HCV antibodies indicate exposure to the virus at some point and may persist even if the virus is cleared from the body naturally or by treatment. Viremia, or circulating HCV RNA, indicates an active infection.

Patients eligible for the study had at least three serum creatinine determinations after January 1, 2004. Their HCV antibody status was known. The baseline estimated glomerular filtration rate (eGFR) was the first one recorded, and CKD was defined either as an eGFR less than or equal to 60 mL/min/1.73 m2 for individuals with baselines above this point, or as a 25 percent decline in eGFR for individuals whose baseline was at or below 60 mL/min/1.73 m2.

Among 8001 patients, 1964 (24.5 percent) were positive for HCV antibodies. Of these, 972 (49.5 percent) were HCV RNA-positive. At baseline, the median age was 41 years, the median CD4 T cell count was 439 cells/mm3 (range 294–627), and the median eGFR was 97.6 mL/min/1.73 m2 (range 83.8–113.0). Progression to CKD occurred in 410 patients (5.1 percent)—an incidence of 13.6 per 1000 person-years of follow up. For those who progressed to CKD these variables were accounted for: cumulative use of nephrotoxic drugs and antiretroviral drugs, CD4 counts and nadirs, age, gender, and diabetes.

Patients with HCV antibodies who had HCV viremia or had unknown HCV RNA status in their blood were at significantly higher risk for CKD. The higher the viral load, the higher the incidence of CKD (p< 0.04 for all viral loads greater than 615 IU/mL).

Individuals with antibodies but who had undetectable viral loads (<615 IU/mL) were at no greater risk for CKD compared to patients without HCV antibodies.

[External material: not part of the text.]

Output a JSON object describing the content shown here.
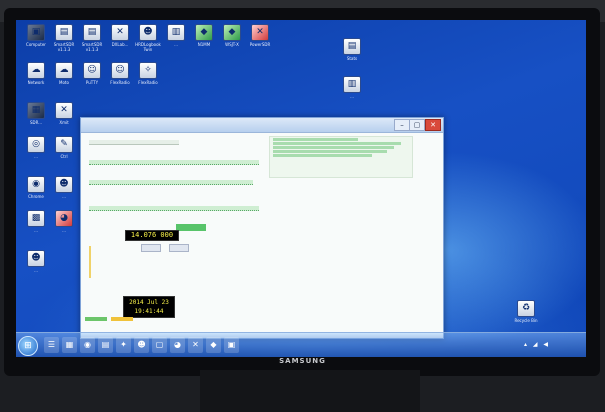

The incidence of CKD was not associated with the HCV viral genotype.

Rockstroh said it is not known why patients with HCV are at higher risk for the development of CKD.

“One point could be that patients who have chronic hepatitis C obviously will have different stages of liver disease, and in very end stage liver disease you can often have what we call hepatorenal syndrome, so there are perfusion issues with the kidney, and then you can get kidney failure,” he speculated. Another contributing factor could be altered drug metabolism by the liver, leading to levels of antiretroviral drugs that may cause renal tubular damage.

A remaining question is whether successful treatment and clearance of HCV can reverse kidney disease. The EuroSIDA database probably has too few successfully treated patients to answer the question since many come from Eastern Europe, where treatment is often not available.

At this point, Rockstroh recommends careful selection of any renal toxic antiretroviral drugs. Beyond that, “we just have to monitor renal function and renal disease parameters more closely in [HIV] patients with hepatitis C in the future,” he said.